"A child's learning is the funtion more of the characteristics of his classmates than those of the teacher." James Coleman, 1972

Wednesday, December 28, 2011

When Bribes Don't Buy Buy-In, New York Ed Commish Tries the Extortion Route

From the NY Times, by Fernanda Santos:
New York State’s education commissioner threatened on Tuesday to withhold tens of millions of dollars in federal grants to struggling schools in New York City and nine other districts statewide if they do not prove by Saturday that they will carry out new evaluation systems for teachers and principals.

Officials and union leaders in each district must first agree on the details of the evaluation systems, like how much weight students’ standardized test scores will have on the annual ratings that teachers and principals receive. Compromise has thus far proved elusive.

Of the 10 districts, which are the only recipients of the federal grants in New York, only Rochester and Syracuse as of Tuesday had submitted proposals for the state’s review, the commissioner, John B. King Jr., said in a statement. “When the ball drops at midnight on New Year’s Eve,” he said, “the money drops off the table, and it will be difficult to get it back.”

For New York City, it would mean losing roughly $60 million for 33 schools whose graduation rates and test scores put them among the state’s worst.

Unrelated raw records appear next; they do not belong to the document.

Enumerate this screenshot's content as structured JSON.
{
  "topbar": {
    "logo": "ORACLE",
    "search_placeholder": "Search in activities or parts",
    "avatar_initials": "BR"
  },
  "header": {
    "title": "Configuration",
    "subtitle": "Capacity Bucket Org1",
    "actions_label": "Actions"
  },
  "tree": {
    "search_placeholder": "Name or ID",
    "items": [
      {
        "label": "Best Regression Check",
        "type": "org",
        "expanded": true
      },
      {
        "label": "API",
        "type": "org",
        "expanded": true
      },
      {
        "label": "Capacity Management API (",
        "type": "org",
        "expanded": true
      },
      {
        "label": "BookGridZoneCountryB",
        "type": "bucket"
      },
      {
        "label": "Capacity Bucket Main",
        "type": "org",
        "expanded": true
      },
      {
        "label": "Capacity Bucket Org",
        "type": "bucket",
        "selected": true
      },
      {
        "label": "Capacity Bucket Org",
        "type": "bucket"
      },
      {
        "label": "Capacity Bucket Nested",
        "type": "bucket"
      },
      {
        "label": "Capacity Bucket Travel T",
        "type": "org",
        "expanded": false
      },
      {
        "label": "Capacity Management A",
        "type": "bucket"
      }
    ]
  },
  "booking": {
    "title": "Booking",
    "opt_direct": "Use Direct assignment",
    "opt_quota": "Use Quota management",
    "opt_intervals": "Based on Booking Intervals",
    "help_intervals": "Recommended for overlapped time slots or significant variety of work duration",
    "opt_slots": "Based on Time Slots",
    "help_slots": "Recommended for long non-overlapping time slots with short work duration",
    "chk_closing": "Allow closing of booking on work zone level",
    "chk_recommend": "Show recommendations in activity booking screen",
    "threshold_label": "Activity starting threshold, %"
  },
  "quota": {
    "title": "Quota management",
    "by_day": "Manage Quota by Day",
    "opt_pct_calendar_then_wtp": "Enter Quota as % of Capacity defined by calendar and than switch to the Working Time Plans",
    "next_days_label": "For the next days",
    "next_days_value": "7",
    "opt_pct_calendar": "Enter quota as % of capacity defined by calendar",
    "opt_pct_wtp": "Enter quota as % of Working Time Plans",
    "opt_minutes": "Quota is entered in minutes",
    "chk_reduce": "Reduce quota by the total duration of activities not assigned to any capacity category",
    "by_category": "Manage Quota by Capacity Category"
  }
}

The money, known as school improvement grants, is supposed to help the schools lift their results through a series of changes, like replacing principals and at least half the staff members; giving teachers extra time for training and preparation; and extending the school day. In New York City, it offers, in essence, an alternative to the most common approach to dealing with failing schools, which has been to close them.

And there might be more at stake. Dr. King said Tuesday that the 10 districts could also lose their shares of the $700 million in federal financing that New York State won through the Race to the Top competition, because carrying out an evaluation system in struggling schools is among its requirements.

The Race to the Top program requires a new statewide teacher-evaluation system, and the methods used in the struggling schools could shape it, because districts are unlikely to want competing processes.

The State Legislature passed a bill last year calling for new evaluation systems, but the unions and the Board of Regents have been battling in court over the role of standardized test scores.

In response to Dr. King’s threat on Tuesday, New York City’s schools chancellor, Dennis M. Walcott, released a statement saying that city and teachers’ union officials had been in discussions for months and were all “cognizant of the deadline.”

The two sides are scheduled to meet on Wednesday and Thursday to discuss the evaluation system, and the union’s president, Michael Mulgrew, said Tuesday that there was still hope for a deal.

The school improvement grants have been the subject of increased scrutiny in recent weeks, after Dr. King and the chancellor of the Board of Regents, Merryl H. Tisch, visited several of the beneficiary schools and then expressed their frustrations over the way the money was being used.

In biting remarks, Dr. Tisch called the schools “warehouses” for struggling students, who were pushed there after the city shut the schools they used to attend.